On a aussi des problèmes de sécurité avec des pillages. Les gens n'ont plus rien, ils se servent dans les magasins qui ont été touchés. Et puis, il y a encore beaucoup de victimes sous les décombres. Que ce soit chez les habitants ou dans les mosquées. Parce qu'il n'y pas assez de personnel pour les évacuations.
Au niveau des hôpitaux, c'est compliqué, les gens viennent mais la plupart du matériel a été envoyé sur le terrain ou sorti sous des tentes en cas de réplique du tremblement de terre. Le gouvernement fait ce qu'il peut, mais la bureaucratie ralentit le processus. Il faut qu'ils enregistrent tout le monde. Et l'aide arrive très lentement jusqu'à la population. »
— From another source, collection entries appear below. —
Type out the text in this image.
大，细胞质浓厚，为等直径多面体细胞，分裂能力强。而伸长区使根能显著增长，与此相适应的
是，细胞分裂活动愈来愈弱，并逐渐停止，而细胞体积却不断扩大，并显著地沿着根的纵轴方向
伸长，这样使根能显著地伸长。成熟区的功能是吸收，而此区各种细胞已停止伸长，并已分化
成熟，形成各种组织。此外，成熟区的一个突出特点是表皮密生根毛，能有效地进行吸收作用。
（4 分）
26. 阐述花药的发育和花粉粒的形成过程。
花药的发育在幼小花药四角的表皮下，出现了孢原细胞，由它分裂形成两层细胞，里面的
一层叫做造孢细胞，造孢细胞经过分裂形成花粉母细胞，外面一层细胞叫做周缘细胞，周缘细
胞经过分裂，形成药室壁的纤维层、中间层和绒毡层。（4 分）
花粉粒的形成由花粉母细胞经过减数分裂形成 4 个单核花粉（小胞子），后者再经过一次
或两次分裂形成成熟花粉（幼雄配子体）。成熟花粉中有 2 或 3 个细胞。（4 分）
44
Le témoignage de Martin, évacué de l'île de Gili Trawangan
Martin, 21 ans, était sur l’île de Gili Trawangan lorsque la terre a tremblé. Après avoir passé la nuit sur une colline pour cause d’alerte tsunami, ce touriste français a passé la journée à attendre des bateaux pour évacuer l'île. RFI l'a joint au téléphone : « Les plages étaient noires de monde. Tout le monde était avec ses bagages à attendre, à essayer de chercher de l’ombre. Et ensuite ils commençaient à avoir faim. Cela faisait plus de 12 heures qu’on attendait. Les gens n’avaient pas mangé (...). La nuit, on n’a rien eu, le matin on n’a rien eu. Il n’y avait aucune organisation. En fait, il n’y a pas d’autorité sur cette île, il n’y a pas de police, il n’y a rien du tout. C’est aussi pour cela que c’est connu, c’est fait pour faire la fête. Là, le piège a commencé. Les rues qui étaient un peu désertes se sont remplies et les gens cherchaient des vivres, rentraient dans les épiceries pour trouver de l’eau, des choses qui se mangent. Il y avait quelques restaurants très gentils, qui faisaient à manger, qui faisaient du café. »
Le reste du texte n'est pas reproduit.